When the war began on 24 February 2022, one reactor unit was shut down for maintenance. After the facility fell to Russian forces on 4 March, the plant workers shut down the remaining reactor units. On 11 September, the final reactor was placed into ‘hot shutdown’ mode due to ongoing dangers of the Russian occupation. Russia prevented the Ukrainian operators from putting it into a safer ‘cold shutdown’ status. The destruction of the Nova Kakhovka Dam with explosives on 6 June 2023, which Ukraine attributed to Russia, lowered water levels near the Zaporizhzhia power plant precipitously and threatened the structural integrity of the retention pond and the ability of the plant to extract water from the reservoir. Thus, on 8 June 2023, the final reactor unit was put into cold-shutdown status.

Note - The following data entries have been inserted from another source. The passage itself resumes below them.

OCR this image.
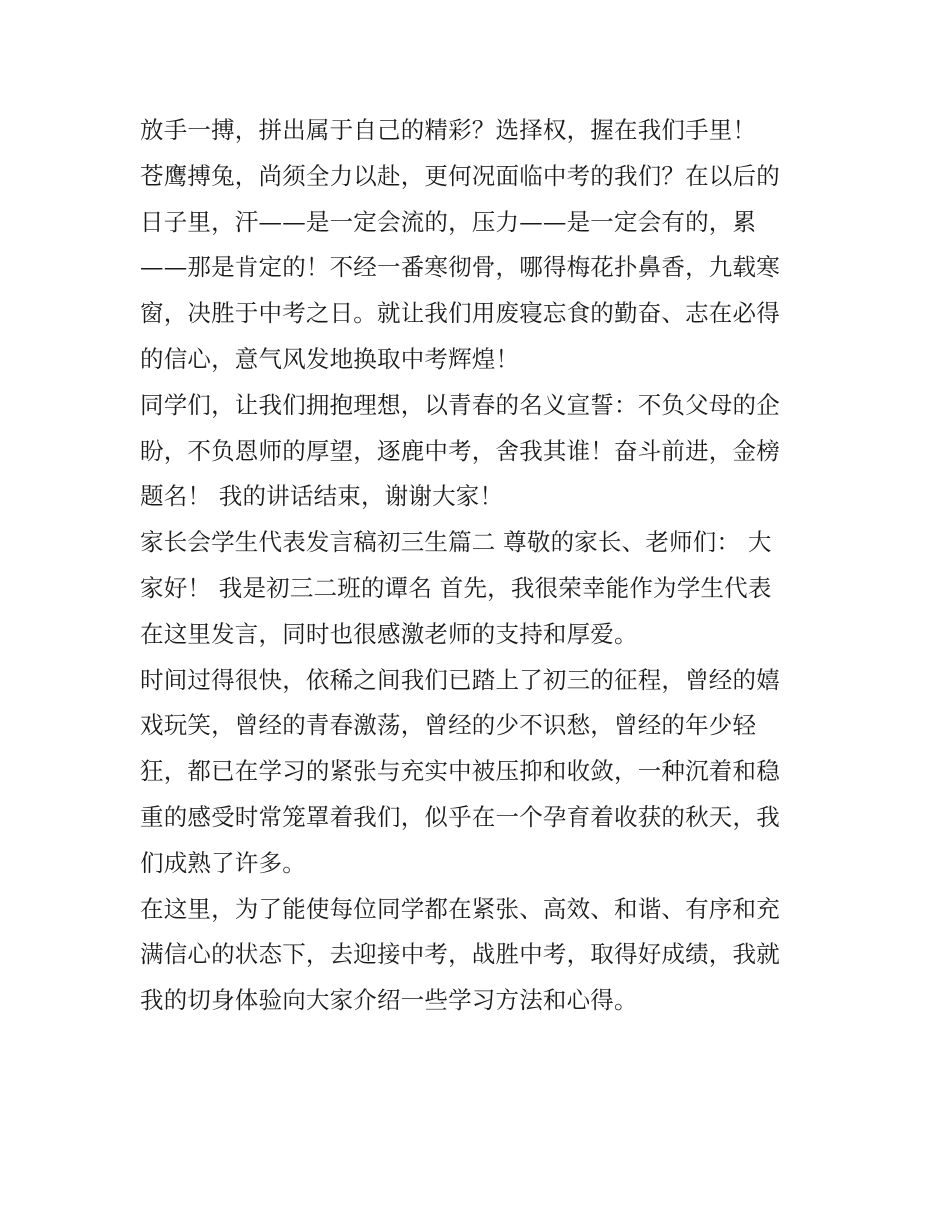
放手一搏，拼出属于自己的精彩？选择权，握在我们手里！
苍鹰搏兔，尚须全力以赴，更何况面临中考的我们？在以后的
日子里，汗——是一定会流的，压力——是一定会有的，累
——那是肯定的！不经一番寒彻骨，哪得梅花扑鼻香，九载寒
窗，决胜于中考之日。就让我们用废寝忘食的勤奋、志在必得
的信心，意气风发地换取中考辉煌！
同学们，让我们拥抱理想，以青春的名义宣誓：不负父母的企
盼，不负恩师的厚望，逐鹿中考，舍我其谁！奋斗前进，金榜
题名！ 我的讲话结束，谢谢大家！
家长会学生代表发言稿初三生篇二 尊敬的家长、老师们： 大
家好！ 我是初三二班的谭名 首先，我很荣幸能作为学生代表
在这里发言，同时也很感激老师的支持和厚爱。
时间过得很快，依稀之间我们已踏上了初三的征程，曾经的嬉
戏玩笑，曾经的青春激荡，曾经的少不识愁，曾经的年少轻
狂，都已在学习的紧张与充实中被压抑和收敛，一种沉着和稳
重的感受时常笼罩着我们，似乎在一个孕育着收获的秋天，我
们成熟了许多。
在这里，为了能使每位同学都在紧张、高效、和谐、有序和充
满信心的状态下，去迎接中考，战胜中考，取得好成绩，我就
我的切身体验向大家介绍一些学习方法和心得。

But the danger is not over. Ukrainian intelligence reported on 22 June 2023 that Russia may be preparing to use explosives to cause a radiation release at Zaporizhzhia. Such concerns are acute in the context of Russia’s track record of illegal, Douhetian attacks targeting civilians, an approach to warfare long abandoned – and now abjured and abhorred – by the West.

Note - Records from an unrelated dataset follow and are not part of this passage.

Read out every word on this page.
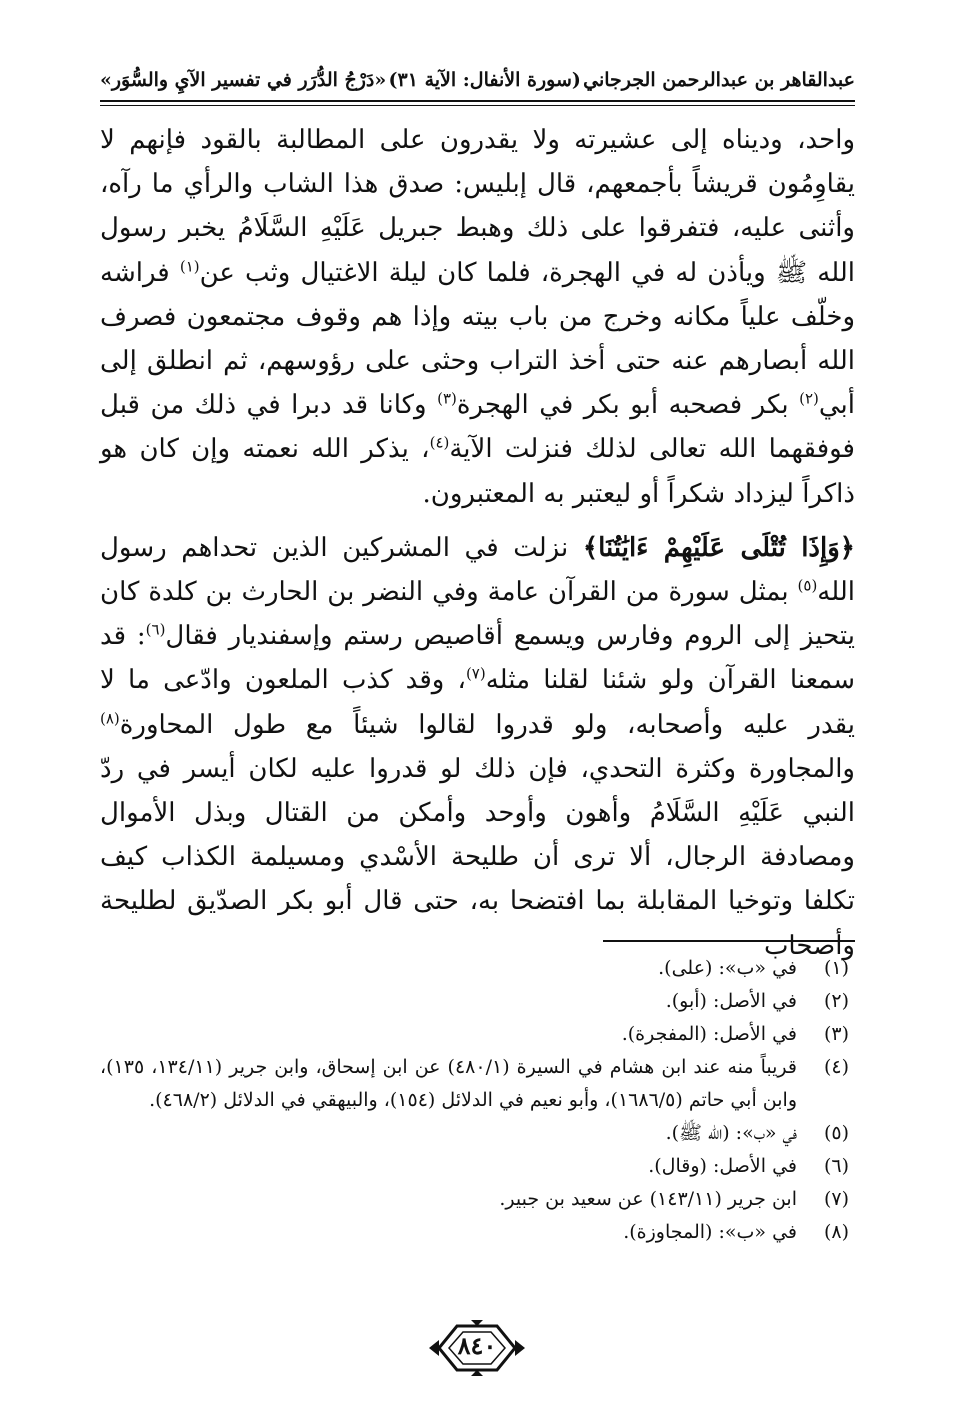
عبدالقاهر بن عبدالرحمن الجرجاني
(سورة الأنفال: الآية ٣١)
«دَرْجُ الدُّرَر في تفسير الآيِ والسُّوَر»

واحد، وديناه إلى عشيرته ولا يقدرون على المطالبة بالقود فإنهم لا يقاوِمُون قريشاً بأجمعهم، قال إبليس: صدق هذا الشاب والرأي ما رآه، وأثنى عليه، فتفرقوا على ذلك وهبط جبريل عَلَيْهِ السَّلَامُ يخبر رسول الله ﷺ ويأذن له في الهجرة، فلما كان ليلة الاغتيال وثب عن$^{(١)}$ فراشه وخلّف علياً مكانه وخرج من باب بيته وإذا هم وقوف مجتمعون فصرف الله أبصارهم عنه حتى أخذ التراب وحثى على رؤوسهم، ثم انطلق إلى أبي$^{(٢)}$ بكر فصحبه أبو بكر في الهجرة$^{(٣)}$ وكانا قد دبرا في ذلك من قبل فوفقهما الله تعالى لذلك فنزلت الآية$^{(٤)}$، يذكر الله نعمته وإن كان هو ذاكراً ليزداد شكراً أو ليعتبر به المعتبرون.

﴿وَإِذَا تُتْلَى عَلَيْهِمْ ءَايَٰتُنَا﴾ نزلت في المشركين الذين تحداهم رسول الله$^{(٥)}$ بمثل سورة من القرآن عامة وفي النضر بن الحارث بن كلدة كان يتحيز إلى الروم وفارس ويسمع أقاصيص رستم وإسفنديار فقال$^{(٦)}$: قد سمعنا القرآن ولو شئنا لقلنا مثله$^{(٧)}$، وقد كذب الملعون وادّعى ما لا يقدر عليه وأصحابه، ولو قدروا لقالوا شيئاً مع طول المحاورة$^{(٨)}$ والمجاورة وكثرة التحدي، فإن ذلك لو قدروا عليه لكان أيسر في ردّ النبي عَلَيْهِ السَّلَامُ وأهون وأوحد وأمكن من القتال وبذل الأموال ومصادفة الرجال، ألا ترى أن طليحة الأسْدي ومسيلمة الكذاب كيف تكلفا وتوخيا المقابلة بما افتضحا به، حتى قال أبو بكر الصدّيق لطليحة وأصحاب

(١)
في «ب»: (على).
(٢)
في الأصل: (أبو).
(٣)
في الأصل: (المفجرة).
(٤)
قريباً منه عند ابن هشام في السيرة (٤٨٠/١) عن ابن إسحاق، وابن جرير (١٣٤/١١، ١٣٥)، وابن أبي حاتم (١٦٨٦/٥)، وأبو نعيم في الدلائل (١٥٤)، والبيهقي في الدلائل (٤٦٨/٢).
(٥)
في «ب»: (الله ﷺ).
(٦)
في الأصل: (وقال).
(٧)
ابن جرير (١٤٣/١١) عن سعيد بن جبير.
(٨)
في «ب»: (المجاوزة).
٨٤٠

That said, a Russian attack on Zaporizhzhia would probably not lead to the widespread dispersal of significant amounts of radiation. The decisive actions taken by Grossi and the IAEA have limited the ability of Russia to create a massive, Chernobyl-type incident. All six reactors are in cold shutdown and it would take a considerable amount of time – weeks, possibly months – before completely uncooled reactors or spent-fuel ponds would cause an explosion. The far more likely scenario would be a Russian-made explosion exposing one of the reactor cores and starting a fire that burns the spent fuel, or an explosion involving the dry spent fuel on site that would carry the radiation far afield via wind.

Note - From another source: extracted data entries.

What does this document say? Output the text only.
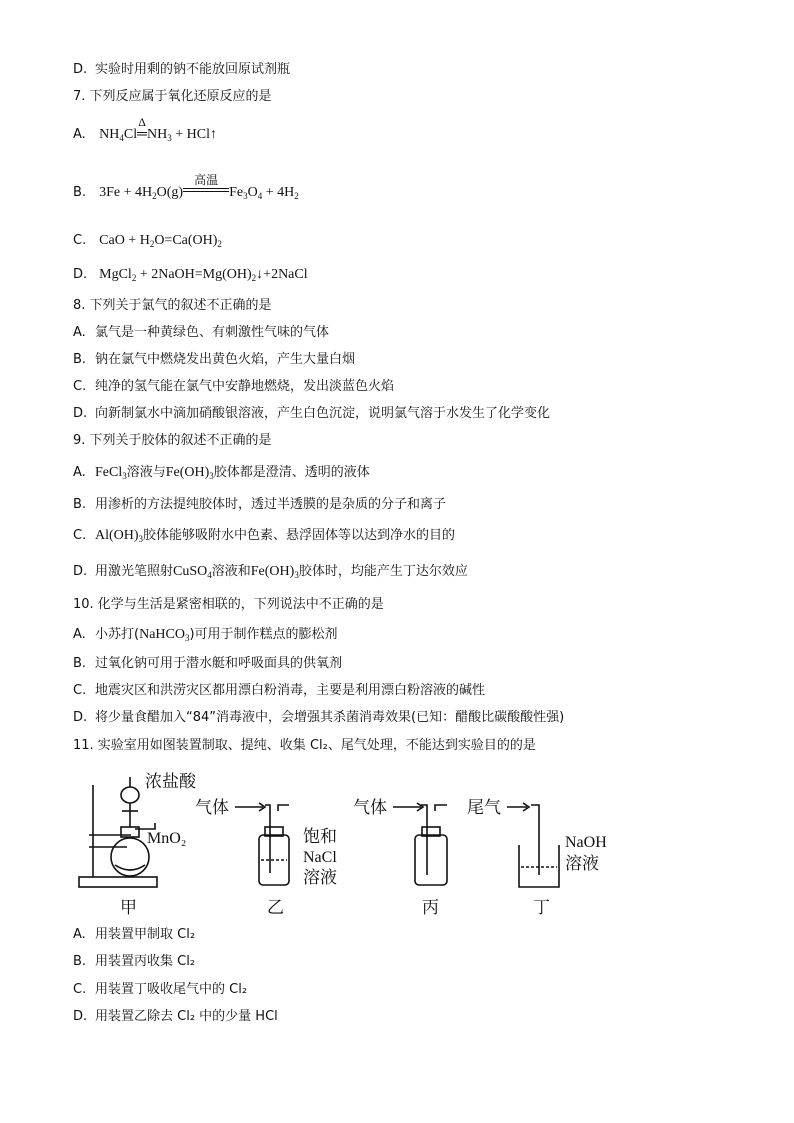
D. 实验时用剩的钠不能放回原试剂瓶
7. 下列反应属于氧化还原反应的是
A. $NH_4Cl$
Δ
$═NH_3$ + HCl↑
B. $3Fe + 4H_2O(g)$
高温
$Fe_3O_4 + 4H_2$
C. CaO + $H_2O=Ca(OH)_2$
D. MgCl$_2$ + $2NaOH=Mg(OH)_2↓+2NaCl$
8. 下列关于氯气的叙述不正确的是
A. 氯气是一种黄绿色、有刺激性气味的气体
B. 钠在氯气中燃烧发出黄色火焰，产生大量白烟
C. 纯净的氢气能在氯气中安静地燃烧，发出淡蓝色火焰
D. 向新制氯水中滴加硝酸银溶液，产生白色沉淀，说明氯气溶于水发生了化学变化
9. 下列关于胶体的叙述不正确的是
A. FeCl$_3$溶液与$Fe(OH)_3$胶体都是澄清、透明的液体
B. 用渗析的方法提纯胶体时，透过半透膜的是杂质的分子和离子
C. $Al(OH)_3$胶体能够吸附水中色素、悬浮固体等以达到净水的目的
D. 用激光笔照射CuSO$_4$溶液和$Fe(OH)_3$胶体时，均能产生丁达尔效应
10. 化学与生活是紧密相联的，下列说法中不正确的是
A. 小苏打(NaHCO$_3$)可用于制作糕点的膨松剂
B. 过氧化钠可用于潜水艇和呼吸面具的供氧剂
C. 地震灾区和洪涝灾区都用漂白粉消毒，主要是利用漂白粉溶液的碱性
D. 将少量食醋加入“84”消毒液中，会增强其杀菌消毒效果(已知：醋酸比碳酸酸性强)
11. 实验室用如图装置制取、提纯、收集 Cl₂、尾气处理，不能达到实验目的的是
浓盐酸
MnO₂
甲
气体
饱和
NaCl
溶液
乙
气体
丙
尾气
NaOH
溶液
丁
A. 用装置甲制取 Cl₂
B. 用装置丙收集 Cl₂
C. 用装置丁吸收尾气中的 Cl₂
D. 用装置乙除去 Cl₂ 中的少量 HCl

Neither of these scenarios poses the kind of danger of a Chernobyl- or Fukushima-type event, however, in which a fully powered working reactor was blown open and the reactor cores melted down. A blast at Zaporizhzhia would spread radiation and sow panic, but the actual off-site radiation risk would be relatively low. In fact, with the winds blowing in an easterly direction, any radiation dispersal might hit Russia, rather than Europe, or the Black Sea, which would anger Turkiye and the other states adjacent to the sea.

Yet there is no indication that Moscow can be persuaded to cordon off the area around the Zaporizhzhia plant as protection from future attacks or from attempts to use it as a location for shielding military forces. It is unclear why Russia has attacked Zaporizhzhia only, and not the three others nuclear power plants using missiles and whether such attacks are forthcoming. Thus, the situation demands continued vigilance of the kind shown by Grossi and the IAEA. Russia’s behaviour and the erratic choices made by Russian President Vladimir Putin throughout the war mean that all of Ukraine’s nuclear power plants remain at risk. A more reasonable government in Moscow would immediately declare to the IAEA that it will adhere to the Seven Pillars and refrain from attacking nuclear-energy infrastructure, which would uphold the Geneva Conventions without undermining the Russian military position in the war.